What I liked about Dawn was how director Matt Reeves convinces you to forget these are all computer generated characters playing apes. Soon after the exposition is set and establishing plot thickens, I gave in to the premise and soon started to feel for the apes as characters. That’s great acting, right? When you forget that the performance isn’t the product of a British man with balls taped to his body lumbering around and thumping his chest somewhere on a sound stage so that other guys in a special effects house can interpret those movements into something with emotional content and meaningful resonance. Seriously, there were moments during the movie when I thought to myself, “Man… this monkey really wants to win an Oscar”. Is it possible for a non speaking actor to garner an Oscar nomination? Or would he just have to be satisfied with a nomination for best special effects at an Oscar presentation unaired on TV? In any case, Andy Serkis really put his all into this role. His research and knowledge of how chimps and apes act and move about make him uniquely suited to play Caesar. He even had to learn how to ride a horse…not how a human would ride a horse, but how a chimpanzee would ride a horse. I guess there’s a difference. Kudos to him and the team of amazing animators who turned every glance and leer and intense roar into powerful moments in the film. Maybe Nic Cage could use a team of animators behind him to get some poignant, masterful performances out of him too (fingers crossed).
With pretty much half the cast still to be rendered elsewhere and at a later date, the human actors on Dawn had to pretend for most of the shoot that fictional creatures were interacting with them. Matt Reeves must have fired up their imaginations sufficiently to deal with a blank screen of blank monkeys. Every day, I bet it went like – Okay, imagine there are 200 apes hanging out in front of your fortress. They are pissed…and on horses…and carrying spears…and some have automatic firearms…ACTION!!!
Jason Clarke from White House Down (2013) and Zero Dark Thirty (2012) plays Malcolm, one of the few level headed humans tasked with finding and reviving a power plant within the ape territory that would give precious power to the human colony already running on fumes. In contrast is Gary Oldman, who plays the colony’s governor of sorts, Dreyfus. His only priority is the survival of the human race, and if that means wiping out another race vying for supremacy, so be it. Keri Russell is in there too as Ellie, one of the only doctors to survive the plague. She wasn’t too important, perhaps just to move the plot along, but I guess if the movie is filled with scarred up apes and Gary Oldman for two hours, a pretty face now and again is a welcome sight.

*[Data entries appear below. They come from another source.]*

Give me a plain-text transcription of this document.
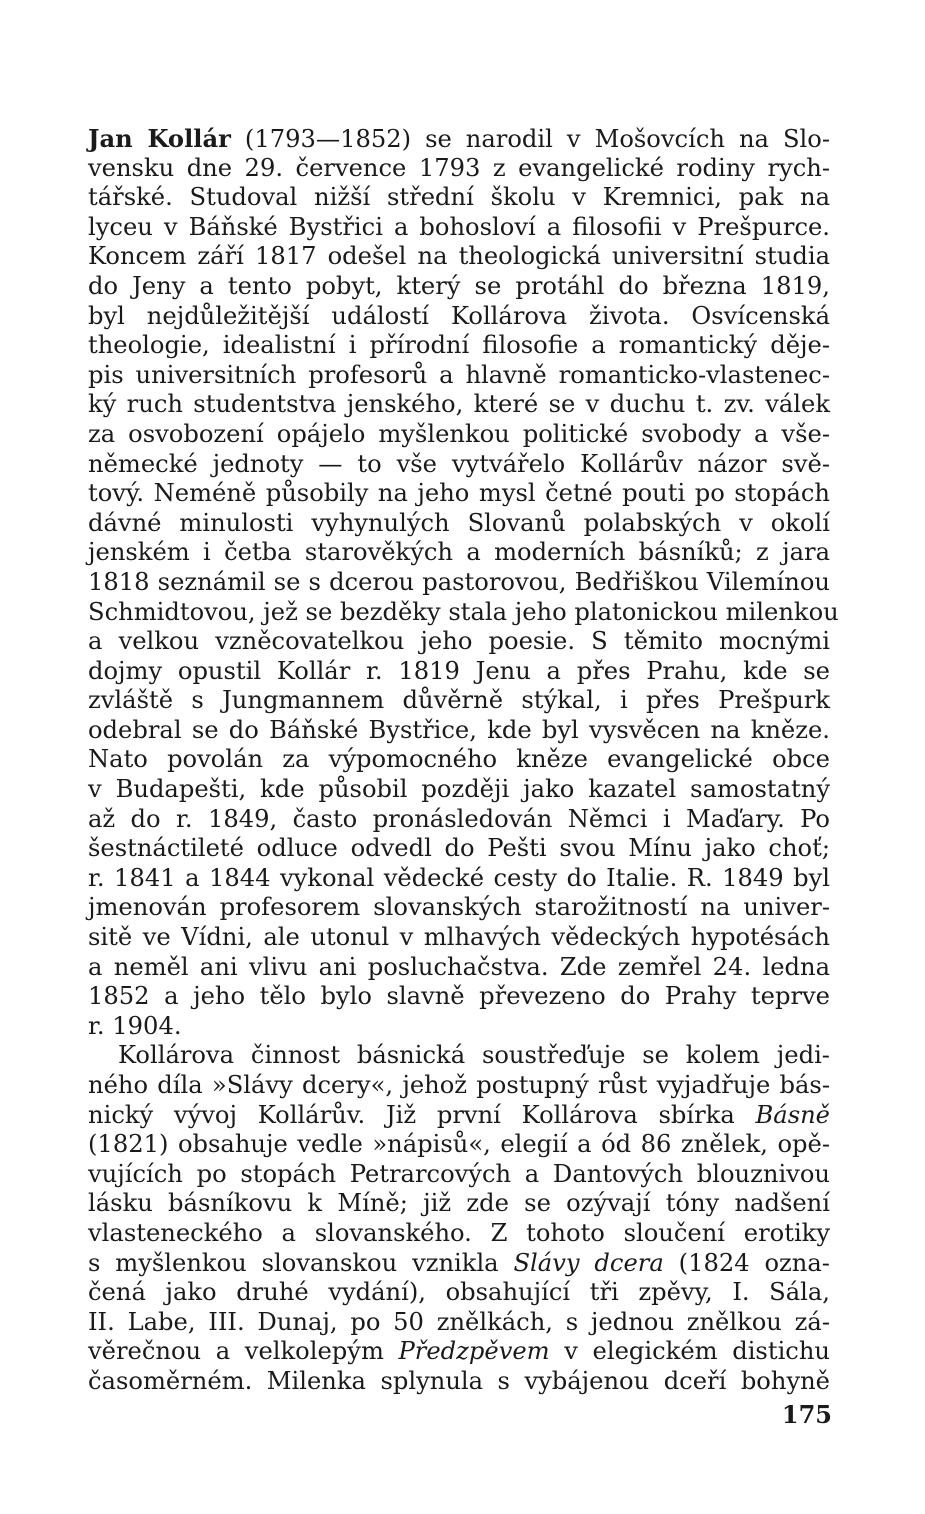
Jan Kollár (1793—1852) se narodil v Mošovcích na Slo-
vensku dne 29. července 1793 z evangelické rodiny rych-
tářské. Studoval nižší střední školu v Kremnici, pak na
lyceu v Báňské Bystřici a bohosloví a filosofii v Prešpurce.
Koncem září 1817 odešel na theologická universitní studia
do Jeny a tento pobyt, který se protáhl do března 1819,
byl nejdůležitější událostí Kollárova života. Osvícenská
theologie, idealistní i přírodní filosofie a romantický děje-
pis universitních profesorů a hlavně romanticko-vlastenec-
ký ruch studentstva jenského, které se v duchu t. zv. válek
za osvobození opájelo myšlenkou politické svobody a vše-
německé jednoty — to vše vytvářelo Kollárův názor svě-
tový. Neméně působily na jeho mysl četné pouti po stopách
dávné minulosti vyhynulých Slovanů polabských v okolí
jenském i četba starověkých a moderních básníků; z jara
1818 seznámil se s dcerou pastorovou, Bedřiškou Vilemínou
Schmidtovou, jež se bezděky stala jeho platonickou milenkou
a velkou vzněcovatelkou jeho poesie. S těmito mocnými
dojmy opustil Kollár r. 1819 Jenu a přes Prahu, kde se
zvláště s Jungmannem důvěrně stýkal, i přes Prešpurk
odebral se do Báňské Bystřice, kde byl vysvěcen na kněze.
Nato povolán za výpomocného kněze evangelické obce
v Budapešti, kde působil později jako kazatel samostatný
až do r. 1849, často pronásledován Němci i Maďary. Po
šestnáctileté odluce odvedl do Pešti svou Mínu jako choť;
r. 1841 a 1844 vykonal vědecké cesty do Italie. R. 1849 byl
jmenován profesorem slovanských starožitností na univer-
sitě ve Vídni, ale utonul v mlhavých vědeckých hypotésách
a neměl ani vlivu ani posluchačstva. Zde zemřel 24. ledna
1852 a jeho tělo bylo slavně převezeno do Prahy teprve
r. 1904.
Kollárova činnost básnická soustřeďuje se kolem jedi-
ného díla »Slávy dcery«, jehož postupný růst vyjadřuje bás-
nický vývoj Kollárův. Již první Kollárova sbírka Básně
(1821) obsahuje vedle »nápisů«, elegií a ód 86 znělek, opě-
vujících po stopách Petrarcových a Dantových blouznivou
lásku básníkovu k Míně; již zde se ozývají tóny nadšení
vlasteneckého a slovanského. Z tohoto sloučení erotiky
s myšlenkou slovanskou vznikla Slávy dcera (1824 ozna-
čená jako druhé vydání), obsahující tři zpěvy, I. Sála,
II. Labe, III. Dunaj, po 50 znělkách, s jednou znělkou zá-
věrečnou a velkolepým Předzpěvem v elegickém distichu
časoměrném. Milenka splynula s vybájenou dceří bohyně
175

Now I have not seen the Michael Bay monstrosity that is Transformers: Age of Extinction, and hopefully I can avoid seeing it or at the very least avoid paying money to see it. But that movie was poised to rake in the big Summer blockbuster bucks because of its primo release date before the 4th of July. It was primed to lick clean out of the coveted Independence Day Weekend honey pot, traditionally when movie ticket sales peak and set records. But for the first time in years movie ticket sales plummeted during that holiday weekend. I’m only speculating, but its probably because the ones who saw it prior to the weekend would not recommend watching it to their friends. I only bring this up because I heard many, many theater goers talk as they were walking out of my screening of Dawn. And the consensus was basically, “Man, that was so much better than Transformers”. Ha! Suck it, Michael Bay!
Perhaps the difference between these two Summer epics was that Dawn was not too complicated. It was a simple story – simple and familiar. It was outright Shakespearean. The comparisons between Dawn and Julius Caesar do not stop with just the protagonist’s names. The loss of an empire through betrayal by the ones he trusted the most. Its just a new retelling of an old story. And audiences appreciate that. Don’t jerk them around for 1 and ½ hours and then bring out the Dinobots in the last 5 minutes. Make the beginning, middle and end of the film interesting and the audiences will flock to it and clap in the end. Appreciate it so much that they’ll feel sorry for wounded, intelligent apes, instead of feeling sorry that they spent $12 on a crappy movie.
Verdict: Dawn of the Planet of the Apes gets two enthusiastic opposable thumbs up.